The study includes projections about how many trillions of dollars of government benefits will flow to immigrants and their children in the decades ahead. But conservatives and libertarians agree that we ought to cut trillions of dollars in benefits to immigrants and nonimmigrants alike.

So is there some common ground here? Can we work toward an immigration reform that cuts government dependency in general and downsizes the welfare state?

Buying Votes with Taxpayers’ Money — in India

When it comes to India, Washington Post reporter Rama Lakshmi seems to have no trouble recognizing that government benefits just might attract votes:

Trying to rekindle the fire of India’s economy, Finance Minister P. Chidambaram promised Thursday to rein in a runaway deficit even as he raised spending on welfare schemes that the government hopes will woo voters in elections scheduled for next year….

“The finance minister faced two counter-veiling pressures: to present a populist, voter-friendly budget and also control the huge fiscal deficit,” said Vir Sanghvi, a political analyst. “What he presented was a ‘this-is-the-best-we-can-manage-under-the-circumstances’ kind of a budget. . . . He is hoping that the economy will improve and prices will come down by the time of the election.

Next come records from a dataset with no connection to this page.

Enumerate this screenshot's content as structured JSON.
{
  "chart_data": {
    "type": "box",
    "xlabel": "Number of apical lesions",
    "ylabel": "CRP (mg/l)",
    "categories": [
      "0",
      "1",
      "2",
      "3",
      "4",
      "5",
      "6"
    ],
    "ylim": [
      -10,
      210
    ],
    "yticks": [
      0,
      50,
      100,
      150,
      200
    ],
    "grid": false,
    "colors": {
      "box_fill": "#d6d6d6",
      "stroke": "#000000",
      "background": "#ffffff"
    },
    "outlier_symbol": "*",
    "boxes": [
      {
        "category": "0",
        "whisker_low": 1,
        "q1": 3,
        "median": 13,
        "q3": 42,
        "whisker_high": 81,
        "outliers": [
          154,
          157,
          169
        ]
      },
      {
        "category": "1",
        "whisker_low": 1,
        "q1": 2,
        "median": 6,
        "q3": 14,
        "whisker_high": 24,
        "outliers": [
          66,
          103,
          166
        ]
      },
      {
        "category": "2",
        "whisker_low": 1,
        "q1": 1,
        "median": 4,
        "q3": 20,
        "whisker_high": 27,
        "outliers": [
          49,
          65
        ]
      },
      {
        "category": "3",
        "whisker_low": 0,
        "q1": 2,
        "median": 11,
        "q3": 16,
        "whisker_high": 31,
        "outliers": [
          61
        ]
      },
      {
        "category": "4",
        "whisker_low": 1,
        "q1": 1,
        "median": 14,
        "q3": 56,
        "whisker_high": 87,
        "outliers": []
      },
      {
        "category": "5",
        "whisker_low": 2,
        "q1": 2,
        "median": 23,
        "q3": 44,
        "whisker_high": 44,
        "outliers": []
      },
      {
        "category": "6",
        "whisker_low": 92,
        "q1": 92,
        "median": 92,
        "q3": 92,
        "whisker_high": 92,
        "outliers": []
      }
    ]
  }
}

That is a big political gamble.”

Chidambaram promised to increase spending on rural welfare schemes, rural roads and jobs, food guarantees for the poor, women’s safety programs, tax breaks on loans for first-time home buyers and a women’s bank.

Is it really impossible to suspect that similar programs might have similar effects in the United States?

Federal Spending Has Always Been Wasteful

A new article by Ivan Eland describes how wars have stimulated growth in the American welfare state. I was interested in his discussion regarding the overexpansion of pensions following the Civil War:

In 1879, the Arrears Act caused many veterans, who hadn’t realized they were disabled until the government offered $1,000 or more for finding aches and injuries, to flood the Bureau of Pensions with claims.  Although, according to its commissioner, the bureau was the largest executive bureau in the world, it had few means to detect fraudulent claims, which were rampant. During election years between 1878 and 1899, Republicans used the bureau to dole out pensions rapidly and heavily in key electoral states.

In 1890, a quarter century after the Civil War ended, pension eligibility expanded to include any soldier who had served 90 days or more during the war and was unable to do manual labor—whether or not he was injured during the conflict, or even whether he had seen combat. Similarly, widows of soldiers serving in the war for 90 days or more got pensions, regardless of whether their husbands had died in the conflict.”

Republicans supported lavish pensions to groups in their political constituency (Union veterans) to justify continued high tariff walls to protect Northern industries, which were among the most influential supporters in their political coalition. The interests of such industrialists coincided with those of pensioner lobbies and the bureaucratic empire of the Bureau of Pensions to widen the program over time.

Politically driven overspending and waste is nothing new in Washington. In the 19th Century, there was tons of waste in federal agencies such as the Army Corps of Engineers. The Bureau of Indian Affairs (BIA) was also a very troubled agency:

Fraud, corruption, and bribes were common in the BIA during some periods in the 19th century. One reason was because local BIA officials had substantial discretionary control over cash, goods, trading licenses, and other items handed out by the agency. In the years following the Civil War, “Indian rings” of government agents and contractors colluded to steal funds and supplies from taxpayers and the tribes. The New York Times railed against the “dishonesty which pervades the whole Bureau.” And the newspaper argued that “the condition of the Indian service is simply shameful. It has long been notorious that rascally agents and contractors have connived to cheat the Indians. … It now appears that a ring has long existed in the Indian Bureau at Washington for the express purpose of covering up these frauds and facilitating others.